To connect this with Asaf's answer, the least worldly cardinal $\kappa$ has countable cofinality, and is the limit of some sequence $(\alpha_n)_{n\in\omega}$, which is a function $\omega\to V_\kappa$. However, this function cannot be defined in the structure $V_\kappa$, and so Replacement in $V_\kappa$ does not require that this function actually is an element of $V_\kappa$ (and indeed it is not). This is no different from how a countable model of ZFC does not know it is countable, since the function from $\omega$ that would witness its countability is not an element of the model.


The least $\kappa$ such that $V_\kappa$ is a model of $\sf ZFC$—if such $\kappa$ exists that is—has cofinality $\omega$. It is certainly not inaccessible, since it is singular.

But a Grothendieck universe is closed under arbitrary functions with domains inside the universe. This means that if $\alpha_n$ is the cofinal sequence below $\kappa$, since $\omega\in V_\kappa$, the sequence itself $\langle\alpha_n\mid n<\omega\rangle$ has to be inside $V_\kappa$ as well. But it cannot be, since its supremum is $\kappa$.

Note that the Tarski–Grothendieck set theory also does not include Foundation as an axiom, but it follows for the same reason as above. If Foundation fails, there is a witness of this in the form of a decreasing $\omega$-sequence, but that would witness the failure of Foundation in the universe. And of course, this is impossible.

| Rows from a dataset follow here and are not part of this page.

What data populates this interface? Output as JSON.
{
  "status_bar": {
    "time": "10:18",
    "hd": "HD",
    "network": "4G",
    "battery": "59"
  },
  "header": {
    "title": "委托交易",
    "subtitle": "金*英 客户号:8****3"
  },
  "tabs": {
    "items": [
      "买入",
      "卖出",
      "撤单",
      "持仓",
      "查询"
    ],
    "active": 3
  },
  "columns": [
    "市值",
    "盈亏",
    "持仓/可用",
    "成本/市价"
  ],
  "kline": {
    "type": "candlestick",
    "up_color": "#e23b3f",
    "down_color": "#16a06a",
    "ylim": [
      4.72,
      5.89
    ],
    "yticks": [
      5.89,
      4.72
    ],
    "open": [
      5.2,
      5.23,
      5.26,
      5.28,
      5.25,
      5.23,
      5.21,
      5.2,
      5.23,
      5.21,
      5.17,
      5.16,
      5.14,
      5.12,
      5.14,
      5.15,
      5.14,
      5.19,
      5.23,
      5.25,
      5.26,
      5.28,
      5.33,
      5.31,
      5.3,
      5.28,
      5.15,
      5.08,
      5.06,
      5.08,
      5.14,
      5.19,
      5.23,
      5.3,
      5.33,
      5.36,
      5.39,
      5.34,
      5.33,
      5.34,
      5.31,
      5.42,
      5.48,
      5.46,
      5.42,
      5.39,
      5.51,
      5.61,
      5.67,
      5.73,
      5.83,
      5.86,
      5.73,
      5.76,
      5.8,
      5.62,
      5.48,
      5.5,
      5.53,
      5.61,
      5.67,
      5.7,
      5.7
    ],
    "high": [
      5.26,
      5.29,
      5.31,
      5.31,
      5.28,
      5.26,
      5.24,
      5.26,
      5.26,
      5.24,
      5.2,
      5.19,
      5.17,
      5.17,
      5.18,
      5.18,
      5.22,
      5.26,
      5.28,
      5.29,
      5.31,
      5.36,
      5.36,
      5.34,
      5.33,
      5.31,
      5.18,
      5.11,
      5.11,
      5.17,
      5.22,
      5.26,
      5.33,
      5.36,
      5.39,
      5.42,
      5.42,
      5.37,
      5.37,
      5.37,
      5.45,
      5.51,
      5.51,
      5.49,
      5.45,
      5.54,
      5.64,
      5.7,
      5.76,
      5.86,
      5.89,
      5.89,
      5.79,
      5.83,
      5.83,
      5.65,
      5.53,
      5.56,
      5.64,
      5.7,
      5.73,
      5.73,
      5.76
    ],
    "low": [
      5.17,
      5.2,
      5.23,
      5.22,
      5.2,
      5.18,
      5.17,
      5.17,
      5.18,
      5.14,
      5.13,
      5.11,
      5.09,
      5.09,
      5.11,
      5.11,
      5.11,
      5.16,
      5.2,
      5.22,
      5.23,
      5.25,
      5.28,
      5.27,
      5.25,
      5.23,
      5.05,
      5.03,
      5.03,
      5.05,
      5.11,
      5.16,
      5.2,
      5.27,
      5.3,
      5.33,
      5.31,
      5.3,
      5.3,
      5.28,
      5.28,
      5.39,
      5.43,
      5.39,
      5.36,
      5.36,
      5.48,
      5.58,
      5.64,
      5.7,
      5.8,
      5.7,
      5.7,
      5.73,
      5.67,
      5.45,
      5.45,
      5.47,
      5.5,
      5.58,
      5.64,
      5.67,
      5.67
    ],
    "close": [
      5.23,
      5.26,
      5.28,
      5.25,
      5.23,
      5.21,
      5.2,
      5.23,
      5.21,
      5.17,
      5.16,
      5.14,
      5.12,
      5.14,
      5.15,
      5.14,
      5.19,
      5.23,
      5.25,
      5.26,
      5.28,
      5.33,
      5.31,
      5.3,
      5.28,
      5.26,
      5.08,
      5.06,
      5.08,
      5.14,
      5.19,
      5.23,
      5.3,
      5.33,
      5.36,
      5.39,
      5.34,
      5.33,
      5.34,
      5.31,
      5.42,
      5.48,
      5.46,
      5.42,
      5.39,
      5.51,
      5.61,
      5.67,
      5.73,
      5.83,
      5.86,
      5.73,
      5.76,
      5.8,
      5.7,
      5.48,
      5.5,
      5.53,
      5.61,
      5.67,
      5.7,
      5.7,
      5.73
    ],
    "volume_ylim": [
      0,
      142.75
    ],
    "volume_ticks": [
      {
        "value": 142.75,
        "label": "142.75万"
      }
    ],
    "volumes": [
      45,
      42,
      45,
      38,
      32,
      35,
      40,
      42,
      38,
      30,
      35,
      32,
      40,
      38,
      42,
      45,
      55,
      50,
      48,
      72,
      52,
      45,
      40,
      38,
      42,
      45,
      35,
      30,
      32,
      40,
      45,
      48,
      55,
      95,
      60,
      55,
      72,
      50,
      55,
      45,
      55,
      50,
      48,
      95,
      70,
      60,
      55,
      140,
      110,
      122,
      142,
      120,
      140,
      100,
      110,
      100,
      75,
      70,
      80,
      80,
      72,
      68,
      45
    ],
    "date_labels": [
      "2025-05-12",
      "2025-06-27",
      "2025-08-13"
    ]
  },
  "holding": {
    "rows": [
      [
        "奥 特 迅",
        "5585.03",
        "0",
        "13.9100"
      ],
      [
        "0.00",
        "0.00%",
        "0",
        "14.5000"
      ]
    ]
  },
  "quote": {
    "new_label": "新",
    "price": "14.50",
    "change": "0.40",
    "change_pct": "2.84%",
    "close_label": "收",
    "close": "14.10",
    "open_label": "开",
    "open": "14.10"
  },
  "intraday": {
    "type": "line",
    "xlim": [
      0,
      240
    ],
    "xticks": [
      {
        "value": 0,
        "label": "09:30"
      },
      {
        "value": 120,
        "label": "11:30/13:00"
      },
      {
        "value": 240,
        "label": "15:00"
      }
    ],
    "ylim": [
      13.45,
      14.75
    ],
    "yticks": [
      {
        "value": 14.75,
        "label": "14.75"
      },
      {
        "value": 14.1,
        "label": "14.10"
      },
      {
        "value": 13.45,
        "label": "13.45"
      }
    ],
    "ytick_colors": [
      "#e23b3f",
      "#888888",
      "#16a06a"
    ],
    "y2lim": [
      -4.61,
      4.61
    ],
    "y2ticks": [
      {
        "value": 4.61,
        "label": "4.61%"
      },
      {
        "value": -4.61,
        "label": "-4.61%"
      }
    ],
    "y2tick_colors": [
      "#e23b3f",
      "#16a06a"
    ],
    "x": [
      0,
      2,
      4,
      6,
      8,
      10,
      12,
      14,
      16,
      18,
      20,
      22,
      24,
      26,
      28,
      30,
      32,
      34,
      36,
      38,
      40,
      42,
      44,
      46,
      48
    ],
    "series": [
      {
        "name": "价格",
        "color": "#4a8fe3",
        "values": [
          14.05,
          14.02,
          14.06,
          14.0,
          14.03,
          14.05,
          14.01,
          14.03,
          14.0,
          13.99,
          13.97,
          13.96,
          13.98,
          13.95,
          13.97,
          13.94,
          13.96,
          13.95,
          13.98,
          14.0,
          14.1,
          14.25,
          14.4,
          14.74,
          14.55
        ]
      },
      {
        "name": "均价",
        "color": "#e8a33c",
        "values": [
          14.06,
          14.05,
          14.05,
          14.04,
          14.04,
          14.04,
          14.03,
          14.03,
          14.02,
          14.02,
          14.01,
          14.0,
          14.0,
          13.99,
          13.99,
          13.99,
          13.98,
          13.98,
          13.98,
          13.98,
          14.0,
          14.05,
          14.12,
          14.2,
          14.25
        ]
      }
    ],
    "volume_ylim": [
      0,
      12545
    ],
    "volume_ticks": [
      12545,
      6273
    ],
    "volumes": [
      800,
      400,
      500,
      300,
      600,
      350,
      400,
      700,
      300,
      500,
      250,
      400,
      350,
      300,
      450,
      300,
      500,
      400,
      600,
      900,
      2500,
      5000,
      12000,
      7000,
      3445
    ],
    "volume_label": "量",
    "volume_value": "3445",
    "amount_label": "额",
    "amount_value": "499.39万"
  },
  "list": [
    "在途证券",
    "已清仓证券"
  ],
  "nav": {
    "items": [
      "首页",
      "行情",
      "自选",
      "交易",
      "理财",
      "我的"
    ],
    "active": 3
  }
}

In addition to the other answers, I think it's useful to look at a proof for the

Fact. The least worldy cardinal $\kappa$, if it exists, is of cofinality $\omega$.

Proof (Sketch). Let $\lambda$ be a worldy cardinal of uncountable cofinality and fix a well-order $\prec$ of $V_{\lambda}$. Let $(\phi_n \mid n \in \omega)$ be an enumeration of all axioms of $\mathrm{ZFC}$ (or, if you want to, of the theory of $(V_{\lambda}; \in)$) which is closed under subformulae. Let $\lambda_0 = \omega$ and given $\lambda_i$ let $\lambda_{i} < \lambda_{i+1}$ be minimal such that $V_{\lambda_{i+1}}$ contains all the evaluations of the $\prec$-Skolem terms for $(\phi_n \mid n < \omega)$ with parameters in $V_{\lambda_{i}}$, i.e. whenever $\vec{p} \in [V_{\lambda_i}]^{<\omega}$ and $$ (V_\lambda; \in) \models \exists x \phi_{n}(x, \vec{p}), $$ then the $\prec$-least such $x$ is in $V_{\lambda_{i+1}}$. An easy calculation shows that $\kappa := \sup_{i < \omega} \lambda_i$ is wordly. Since $\mathrm{cof}(\lambda) > \omega$ we furthermore have that $\kappa < \lambda$ - hence $\lambda$ is not the least worldly cardinal. Q.E.D.